Question

Hybrid assembly using MinION data + correction with Illumina. Which strategy to adopt ?

0

Entering edit mode

6.0 years ago

lagartija ▴ 160

Hi there,

I want to assemble a bacterial genome using canu for the Minion data and correcting it with Illumina reads (I will also try to compare it to a hybrid assembler like SPades) but I do not know which strategy to use. As I understood well there are several ways to proceed : - Assembling with canu and then correcting the errors with a hybrid polish like pilon - Correcting the reads from Minion with Illumina with NaS for example and then assebling the genome

Which method would be the best ? I would prefere the first method because canu is already thought to correct the errors but I am not sure as our coverage from the Illumina data is better.

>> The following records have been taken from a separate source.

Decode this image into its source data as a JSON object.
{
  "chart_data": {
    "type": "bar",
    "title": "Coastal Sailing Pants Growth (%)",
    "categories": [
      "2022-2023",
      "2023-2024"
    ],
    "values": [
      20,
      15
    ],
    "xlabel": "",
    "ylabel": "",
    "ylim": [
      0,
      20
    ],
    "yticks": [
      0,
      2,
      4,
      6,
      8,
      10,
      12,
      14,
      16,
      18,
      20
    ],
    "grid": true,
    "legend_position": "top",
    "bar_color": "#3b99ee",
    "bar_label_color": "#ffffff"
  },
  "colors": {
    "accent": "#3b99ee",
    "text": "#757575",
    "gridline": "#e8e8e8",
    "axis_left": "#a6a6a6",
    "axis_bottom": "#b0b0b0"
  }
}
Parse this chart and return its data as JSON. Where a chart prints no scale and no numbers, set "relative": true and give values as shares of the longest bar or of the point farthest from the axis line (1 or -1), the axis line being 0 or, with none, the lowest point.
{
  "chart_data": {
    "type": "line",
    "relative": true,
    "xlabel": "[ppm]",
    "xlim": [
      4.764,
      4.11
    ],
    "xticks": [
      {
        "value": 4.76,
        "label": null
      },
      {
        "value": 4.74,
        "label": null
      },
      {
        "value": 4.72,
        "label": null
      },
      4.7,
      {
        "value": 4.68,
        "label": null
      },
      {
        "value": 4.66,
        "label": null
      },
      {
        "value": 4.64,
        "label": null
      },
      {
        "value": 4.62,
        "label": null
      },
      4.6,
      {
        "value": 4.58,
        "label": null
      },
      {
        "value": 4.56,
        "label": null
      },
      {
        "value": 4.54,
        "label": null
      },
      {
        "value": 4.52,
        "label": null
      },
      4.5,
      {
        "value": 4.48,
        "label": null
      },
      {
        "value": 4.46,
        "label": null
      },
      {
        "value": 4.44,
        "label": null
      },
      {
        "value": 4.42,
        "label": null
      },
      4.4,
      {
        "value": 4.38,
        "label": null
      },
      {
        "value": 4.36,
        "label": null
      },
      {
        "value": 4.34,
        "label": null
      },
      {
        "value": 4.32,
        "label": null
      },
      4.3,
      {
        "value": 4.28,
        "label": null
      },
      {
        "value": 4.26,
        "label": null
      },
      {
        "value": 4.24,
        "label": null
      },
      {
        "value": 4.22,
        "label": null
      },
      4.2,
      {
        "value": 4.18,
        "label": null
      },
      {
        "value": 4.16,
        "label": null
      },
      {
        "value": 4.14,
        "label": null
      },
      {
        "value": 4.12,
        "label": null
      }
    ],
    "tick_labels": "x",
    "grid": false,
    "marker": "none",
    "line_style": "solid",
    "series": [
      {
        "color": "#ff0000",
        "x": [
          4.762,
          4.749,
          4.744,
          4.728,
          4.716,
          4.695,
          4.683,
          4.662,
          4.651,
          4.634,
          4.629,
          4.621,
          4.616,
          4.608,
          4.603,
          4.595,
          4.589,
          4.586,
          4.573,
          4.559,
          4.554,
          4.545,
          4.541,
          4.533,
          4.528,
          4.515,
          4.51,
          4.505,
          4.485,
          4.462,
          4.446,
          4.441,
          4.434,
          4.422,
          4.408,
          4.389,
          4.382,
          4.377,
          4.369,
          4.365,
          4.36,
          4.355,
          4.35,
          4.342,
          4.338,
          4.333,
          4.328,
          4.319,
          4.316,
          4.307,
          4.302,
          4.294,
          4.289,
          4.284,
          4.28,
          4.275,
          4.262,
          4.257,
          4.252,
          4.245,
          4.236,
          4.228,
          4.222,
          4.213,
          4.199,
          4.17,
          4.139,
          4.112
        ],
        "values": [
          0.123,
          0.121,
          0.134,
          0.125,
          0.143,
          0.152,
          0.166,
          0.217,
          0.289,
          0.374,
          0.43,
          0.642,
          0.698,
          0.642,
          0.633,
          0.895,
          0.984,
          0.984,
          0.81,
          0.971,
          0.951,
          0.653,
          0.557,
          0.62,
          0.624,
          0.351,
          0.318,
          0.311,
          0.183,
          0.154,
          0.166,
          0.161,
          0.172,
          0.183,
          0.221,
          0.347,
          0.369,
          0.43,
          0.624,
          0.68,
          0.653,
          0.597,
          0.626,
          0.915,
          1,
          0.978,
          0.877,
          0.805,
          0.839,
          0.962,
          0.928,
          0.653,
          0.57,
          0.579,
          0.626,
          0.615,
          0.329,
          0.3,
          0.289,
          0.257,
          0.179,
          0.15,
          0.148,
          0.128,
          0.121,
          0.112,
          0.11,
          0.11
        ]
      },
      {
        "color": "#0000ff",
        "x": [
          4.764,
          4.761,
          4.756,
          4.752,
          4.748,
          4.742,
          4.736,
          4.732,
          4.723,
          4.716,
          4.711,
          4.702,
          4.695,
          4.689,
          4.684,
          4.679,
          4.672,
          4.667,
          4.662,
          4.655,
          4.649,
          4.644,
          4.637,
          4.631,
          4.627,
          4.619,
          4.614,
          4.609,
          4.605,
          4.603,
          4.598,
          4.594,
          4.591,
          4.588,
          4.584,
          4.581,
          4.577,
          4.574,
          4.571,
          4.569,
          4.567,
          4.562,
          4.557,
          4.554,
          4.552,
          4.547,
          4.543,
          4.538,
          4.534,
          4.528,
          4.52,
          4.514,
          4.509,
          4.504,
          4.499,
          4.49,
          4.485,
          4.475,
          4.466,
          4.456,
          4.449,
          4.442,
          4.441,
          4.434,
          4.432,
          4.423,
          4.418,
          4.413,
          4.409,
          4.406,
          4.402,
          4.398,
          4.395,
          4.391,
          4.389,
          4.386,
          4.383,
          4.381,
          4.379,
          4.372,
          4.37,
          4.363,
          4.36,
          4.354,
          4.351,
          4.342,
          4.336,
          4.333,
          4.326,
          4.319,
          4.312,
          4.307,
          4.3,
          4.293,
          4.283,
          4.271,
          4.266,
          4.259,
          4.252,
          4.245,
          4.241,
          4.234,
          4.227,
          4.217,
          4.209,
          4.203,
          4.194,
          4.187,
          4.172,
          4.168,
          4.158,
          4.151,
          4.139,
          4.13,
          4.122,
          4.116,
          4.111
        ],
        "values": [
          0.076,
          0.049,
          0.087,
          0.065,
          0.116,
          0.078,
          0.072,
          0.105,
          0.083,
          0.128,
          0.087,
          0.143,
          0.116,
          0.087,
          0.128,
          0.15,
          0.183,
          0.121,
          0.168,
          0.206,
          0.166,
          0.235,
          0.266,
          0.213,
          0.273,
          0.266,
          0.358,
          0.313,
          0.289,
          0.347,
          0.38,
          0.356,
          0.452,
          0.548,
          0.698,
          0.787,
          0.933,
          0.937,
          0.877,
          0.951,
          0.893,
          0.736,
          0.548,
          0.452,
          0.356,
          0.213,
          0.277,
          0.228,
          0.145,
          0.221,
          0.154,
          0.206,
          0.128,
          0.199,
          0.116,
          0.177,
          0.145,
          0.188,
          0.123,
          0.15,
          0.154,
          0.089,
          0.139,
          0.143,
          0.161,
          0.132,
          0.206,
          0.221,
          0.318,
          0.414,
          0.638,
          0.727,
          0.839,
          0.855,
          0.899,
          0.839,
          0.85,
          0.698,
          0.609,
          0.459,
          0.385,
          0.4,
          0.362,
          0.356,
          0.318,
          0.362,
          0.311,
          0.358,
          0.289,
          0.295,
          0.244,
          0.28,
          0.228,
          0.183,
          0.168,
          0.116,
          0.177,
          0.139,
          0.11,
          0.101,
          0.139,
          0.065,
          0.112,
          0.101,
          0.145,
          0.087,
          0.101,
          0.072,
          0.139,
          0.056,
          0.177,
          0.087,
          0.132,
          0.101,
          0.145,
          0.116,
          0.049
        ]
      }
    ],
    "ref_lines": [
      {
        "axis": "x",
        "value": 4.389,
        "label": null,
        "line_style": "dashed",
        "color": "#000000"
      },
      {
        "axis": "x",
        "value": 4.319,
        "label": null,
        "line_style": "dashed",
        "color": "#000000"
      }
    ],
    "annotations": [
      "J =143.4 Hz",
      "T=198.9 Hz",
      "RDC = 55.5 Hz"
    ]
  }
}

Thank you very much for your help, Cheers, Sofia

assembly • 3.8k views

ADD COMMENT • link updated 4.9 years ago by predeus ★ 1.9k • written 6.0 years ago by lagartija ▴ 160

0

Entering edit mode

Try all of them. In my experience there isn't one method that just works all the time. Sometimes my Spades is better than my Canu. Sometimes my miniasm is better than my Spades,etc.

ADD REPLY • link 6.0 years ago by Damian Kao 16k

0

Entering edit mode

Thanks ! You are right, I will try both. Here I found a good comparaison https://pdfs.semanticscholar.org/ee7d/0333bf46248497ecdf2d9141903e5501e3d3.pdf

And another question, I don't really get the difference between SPades and HybridSPades as Spades. Isn't HybridSPades an algorithm implemented in Spades ?

Cheers,

ADD REPLY • link 6.0 years ago by lagartija ▴ 160

score 2 · Answer 1 · 2018-04-24

2

Entering edit mode

6.0 years ago

Rayan Chikhi ★ 1.5k

Have a look at https://github.com/rrwick/Unicycler

ADD COMMENT • link 6.0 years ago by Rayan Chikhi ★ 1.5k

score 1 · Answer 2 · 2019-05-29

It depends what kind of bacteria you have. If it's something very non-repetitive (which would be the most common case for bacteria) - e.g. E. coli, Salmonella, Staph etc etc, Unicycler would give you the fewest misassemblies (and often a completely finished genome), which is the most important thing for downstream analysis. Unicycler heavily uses Illumina-based contigs.

If you genome is repetitive (e.g. Nesseria or other species with bunch of transposons), you'll get better results with long-read only assembly, followed by Illumina polishing. And don't use Canu - it's not performing well with circular genomes, very often adding a false duplicated region where the circle is closed. Flye does a lot better job with circular chromosomes (and is also a lot faster).